Before constructing a hero, pro-Kremlin disinformation specialists played the victim card. An initial narrative alleged that a young girl had been admitted to hospital and later died as a result of the attacks. Only later did a narrative around a supposed hero begin to emerge. According to the story, a 10-year-old boy, suffering from a gunshot injury, saved two girls of the same age. The boy recovered suspiciously quickly. The attack in which he was supposedly injured took place on 2 March and he was already fit enough to receive a medal on 7 March. The young girl who was initially declared dead was miraculously resurrected, although she soon disappeared again from public messaging.

The villain narrative was also visibly inconsistent. First, after supposedly killing several children, taking hostages (an accusation later dropped by pro-Kremlin proxies), and destroying property, the Ukrainians supposedly left the scene hastily without firing a shot. Second, the number of participants in the attack ranged from 15 to 70, according to different posts. The number of hostages fluctuated even more, ranging from 6 to 100. It’s important to note that the village where the event took place has no more than 180 inhabitants. No photos or videos of the attackers have been published. In fact, the only evidence that allegedly puts Ukrainians at the site of the attack is a single video featuring two people in military uniform holding a flag of the Russian Volunteer Corps.
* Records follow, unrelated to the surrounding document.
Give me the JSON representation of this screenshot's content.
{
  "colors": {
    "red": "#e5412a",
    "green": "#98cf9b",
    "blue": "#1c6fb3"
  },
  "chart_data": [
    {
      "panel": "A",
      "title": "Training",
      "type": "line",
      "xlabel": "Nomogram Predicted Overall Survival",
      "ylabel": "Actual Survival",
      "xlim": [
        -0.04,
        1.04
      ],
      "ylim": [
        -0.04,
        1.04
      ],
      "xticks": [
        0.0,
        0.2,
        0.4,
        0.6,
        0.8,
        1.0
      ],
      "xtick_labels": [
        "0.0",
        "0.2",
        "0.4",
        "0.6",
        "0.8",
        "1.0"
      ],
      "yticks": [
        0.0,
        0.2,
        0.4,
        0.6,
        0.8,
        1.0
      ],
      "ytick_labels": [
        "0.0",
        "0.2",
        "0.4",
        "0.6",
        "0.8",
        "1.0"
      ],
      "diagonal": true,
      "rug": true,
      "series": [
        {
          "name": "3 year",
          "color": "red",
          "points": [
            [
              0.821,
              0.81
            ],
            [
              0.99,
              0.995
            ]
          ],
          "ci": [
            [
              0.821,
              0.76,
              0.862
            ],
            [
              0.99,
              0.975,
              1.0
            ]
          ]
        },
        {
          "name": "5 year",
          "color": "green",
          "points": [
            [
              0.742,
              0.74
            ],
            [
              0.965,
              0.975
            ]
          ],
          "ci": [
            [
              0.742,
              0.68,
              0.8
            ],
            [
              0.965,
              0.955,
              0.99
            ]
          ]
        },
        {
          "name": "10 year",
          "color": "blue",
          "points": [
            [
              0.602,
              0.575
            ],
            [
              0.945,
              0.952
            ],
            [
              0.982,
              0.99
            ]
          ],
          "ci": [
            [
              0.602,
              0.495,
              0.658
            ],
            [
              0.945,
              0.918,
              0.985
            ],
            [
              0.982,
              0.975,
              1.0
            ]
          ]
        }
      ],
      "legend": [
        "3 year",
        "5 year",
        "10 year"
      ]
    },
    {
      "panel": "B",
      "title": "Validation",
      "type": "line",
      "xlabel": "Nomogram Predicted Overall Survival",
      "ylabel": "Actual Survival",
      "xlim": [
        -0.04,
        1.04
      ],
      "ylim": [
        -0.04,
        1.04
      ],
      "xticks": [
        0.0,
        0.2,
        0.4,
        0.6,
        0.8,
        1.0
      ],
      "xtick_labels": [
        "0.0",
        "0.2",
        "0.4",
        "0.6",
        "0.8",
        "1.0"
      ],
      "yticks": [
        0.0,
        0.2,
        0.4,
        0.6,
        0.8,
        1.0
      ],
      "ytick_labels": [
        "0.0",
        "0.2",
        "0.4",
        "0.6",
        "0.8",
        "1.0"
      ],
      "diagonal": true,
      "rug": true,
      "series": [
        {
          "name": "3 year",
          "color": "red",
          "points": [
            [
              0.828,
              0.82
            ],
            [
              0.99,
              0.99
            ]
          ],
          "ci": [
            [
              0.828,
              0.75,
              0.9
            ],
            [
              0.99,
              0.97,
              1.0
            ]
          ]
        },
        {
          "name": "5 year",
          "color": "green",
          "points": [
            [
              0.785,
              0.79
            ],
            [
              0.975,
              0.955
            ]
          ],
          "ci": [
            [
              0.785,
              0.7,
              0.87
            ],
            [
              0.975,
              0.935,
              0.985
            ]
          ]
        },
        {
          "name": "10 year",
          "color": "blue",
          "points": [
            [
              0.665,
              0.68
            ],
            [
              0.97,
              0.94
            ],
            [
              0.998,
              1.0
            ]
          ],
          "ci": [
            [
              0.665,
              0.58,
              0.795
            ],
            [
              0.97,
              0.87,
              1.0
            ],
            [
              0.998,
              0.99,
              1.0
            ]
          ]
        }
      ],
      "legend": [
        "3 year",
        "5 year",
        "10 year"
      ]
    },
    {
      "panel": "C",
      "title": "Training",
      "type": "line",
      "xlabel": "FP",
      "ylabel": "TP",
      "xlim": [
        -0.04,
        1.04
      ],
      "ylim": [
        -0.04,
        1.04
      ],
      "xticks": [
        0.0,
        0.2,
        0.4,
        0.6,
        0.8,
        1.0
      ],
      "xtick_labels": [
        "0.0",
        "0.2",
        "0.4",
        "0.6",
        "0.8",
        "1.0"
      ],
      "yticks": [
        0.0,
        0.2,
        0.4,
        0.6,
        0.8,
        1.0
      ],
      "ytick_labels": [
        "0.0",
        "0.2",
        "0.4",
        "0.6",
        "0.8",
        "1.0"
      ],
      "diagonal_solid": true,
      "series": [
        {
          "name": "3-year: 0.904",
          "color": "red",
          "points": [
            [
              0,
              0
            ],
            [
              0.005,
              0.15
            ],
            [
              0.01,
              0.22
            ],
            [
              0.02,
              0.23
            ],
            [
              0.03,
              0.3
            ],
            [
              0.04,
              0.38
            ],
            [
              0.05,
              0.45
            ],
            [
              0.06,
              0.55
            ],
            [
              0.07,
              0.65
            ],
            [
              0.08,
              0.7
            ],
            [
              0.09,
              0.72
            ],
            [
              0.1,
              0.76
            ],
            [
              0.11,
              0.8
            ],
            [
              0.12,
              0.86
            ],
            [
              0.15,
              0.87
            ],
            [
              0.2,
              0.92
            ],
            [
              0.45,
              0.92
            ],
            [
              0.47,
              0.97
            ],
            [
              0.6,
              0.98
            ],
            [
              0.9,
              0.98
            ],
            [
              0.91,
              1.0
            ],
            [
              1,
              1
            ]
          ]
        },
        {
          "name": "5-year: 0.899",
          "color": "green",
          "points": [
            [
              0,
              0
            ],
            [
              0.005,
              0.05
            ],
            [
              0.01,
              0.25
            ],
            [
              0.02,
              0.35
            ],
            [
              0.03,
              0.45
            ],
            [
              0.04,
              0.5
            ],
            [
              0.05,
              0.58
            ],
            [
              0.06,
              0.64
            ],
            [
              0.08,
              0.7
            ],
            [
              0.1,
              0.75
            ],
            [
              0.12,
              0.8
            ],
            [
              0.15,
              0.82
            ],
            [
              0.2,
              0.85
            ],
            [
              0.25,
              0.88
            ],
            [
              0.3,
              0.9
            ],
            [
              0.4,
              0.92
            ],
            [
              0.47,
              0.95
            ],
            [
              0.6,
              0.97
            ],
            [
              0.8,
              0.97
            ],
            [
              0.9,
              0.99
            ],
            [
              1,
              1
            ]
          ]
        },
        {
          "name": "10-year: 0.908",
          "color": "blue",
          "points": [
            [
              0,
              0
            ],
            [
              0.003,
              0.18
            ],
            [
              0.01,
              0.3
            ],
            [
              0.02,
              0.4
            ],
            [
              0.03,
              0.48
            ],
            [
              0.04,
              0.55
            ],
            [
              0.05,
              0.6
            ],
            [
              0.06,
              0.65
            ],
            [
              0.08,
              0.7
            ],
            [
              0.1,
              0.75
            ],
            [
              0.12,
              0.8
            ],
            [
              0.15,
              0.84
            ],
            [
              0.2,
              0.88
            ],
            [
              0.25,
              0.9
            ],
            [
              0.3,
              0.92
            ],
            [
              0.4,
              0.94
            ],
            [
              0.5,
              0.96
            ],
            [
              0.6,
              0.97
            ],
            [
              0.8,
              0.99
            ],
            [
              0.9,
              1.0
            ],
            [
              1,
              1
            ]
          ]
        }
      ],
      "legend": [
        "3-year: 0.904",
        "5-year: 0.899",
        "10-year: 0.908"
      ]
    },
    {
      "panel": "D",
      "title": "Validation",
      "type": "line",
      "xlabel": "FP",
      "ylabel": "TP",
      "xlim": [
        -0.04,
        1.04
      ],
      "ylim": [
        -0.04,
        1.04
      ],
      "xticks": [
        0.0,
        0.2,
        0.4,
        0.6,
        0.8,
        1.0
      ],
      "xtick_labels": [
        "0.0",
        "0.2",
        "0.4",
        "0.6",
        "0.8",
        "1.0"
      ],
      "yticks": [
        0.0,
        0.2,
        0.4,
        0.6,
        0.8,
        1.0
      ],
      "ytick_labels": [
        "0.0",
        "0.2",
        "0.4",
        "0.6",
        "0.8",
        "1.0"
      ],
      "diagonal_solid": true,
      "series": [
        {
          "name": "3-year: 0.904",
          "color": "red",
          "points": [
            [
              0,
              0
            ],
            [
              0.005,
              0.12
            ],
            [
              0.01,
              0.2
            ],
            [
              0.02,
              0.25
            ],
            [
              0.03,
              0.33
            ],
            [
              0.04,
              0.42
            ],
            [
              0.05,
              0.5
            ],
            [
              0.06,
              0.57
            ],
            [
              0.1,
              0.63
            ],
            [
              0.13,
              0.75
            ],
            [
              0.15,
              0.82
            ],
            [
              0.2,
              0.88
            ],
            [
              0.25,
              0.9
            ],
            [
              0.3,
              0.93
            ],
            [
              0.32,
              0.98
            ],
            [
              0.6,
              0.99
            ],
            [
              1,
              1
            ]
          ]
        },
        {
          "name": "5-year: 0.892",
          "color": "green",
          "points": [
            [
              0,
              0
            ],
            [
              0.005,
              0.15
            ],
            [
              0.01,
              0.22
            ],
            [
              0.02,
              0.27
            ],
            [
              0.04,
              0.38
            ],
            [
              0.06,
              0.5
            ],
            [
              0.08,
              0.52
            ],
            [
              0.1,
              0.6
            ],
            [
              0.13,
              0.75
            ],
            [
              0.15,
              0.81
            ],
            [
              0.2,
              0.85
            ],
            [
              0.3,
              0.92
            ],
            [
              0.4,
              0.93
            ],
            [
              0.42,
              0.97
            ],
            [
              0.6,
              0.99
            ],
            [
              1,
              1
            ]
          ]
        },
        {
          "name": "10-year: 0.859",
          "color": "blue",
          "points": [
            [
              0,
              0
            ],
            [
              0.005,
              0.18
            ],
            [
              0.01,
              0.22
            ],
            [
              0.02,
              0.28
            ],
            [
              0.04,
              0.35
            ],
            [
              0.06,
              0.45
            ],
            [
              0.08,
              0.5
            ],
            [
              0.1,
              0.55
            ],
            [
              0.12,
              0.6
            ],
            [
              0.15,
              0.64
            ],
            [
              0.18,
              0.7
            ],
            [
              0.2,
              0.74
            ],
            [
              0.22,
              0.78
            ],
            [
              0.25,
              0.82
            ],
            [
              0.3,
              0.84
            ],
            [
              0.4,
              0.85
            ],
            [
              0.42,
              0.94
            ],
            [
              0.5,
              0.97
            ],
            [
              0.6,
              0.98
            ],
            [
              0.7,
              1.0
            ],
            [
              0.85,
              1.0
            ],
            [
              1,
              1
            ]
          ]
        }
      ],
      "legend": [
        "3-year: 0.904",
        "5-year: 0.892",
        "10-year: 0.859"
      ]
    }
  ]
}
The case above is by no means an outlier. For years, EUvsDisinfo and other experts in the field have demonstrated that the Kremlin uses information as a tool and a weapon. As the international community becomes more aware of Russia’s information manipulation efforts, the Kremlin has been forced to innovate. The behaviour-first approach to understanding, monitoring, and identifying information manipulation helps to catch all kinds of manipulative behaviour, rather than just disinformation in the narrow sense of the word.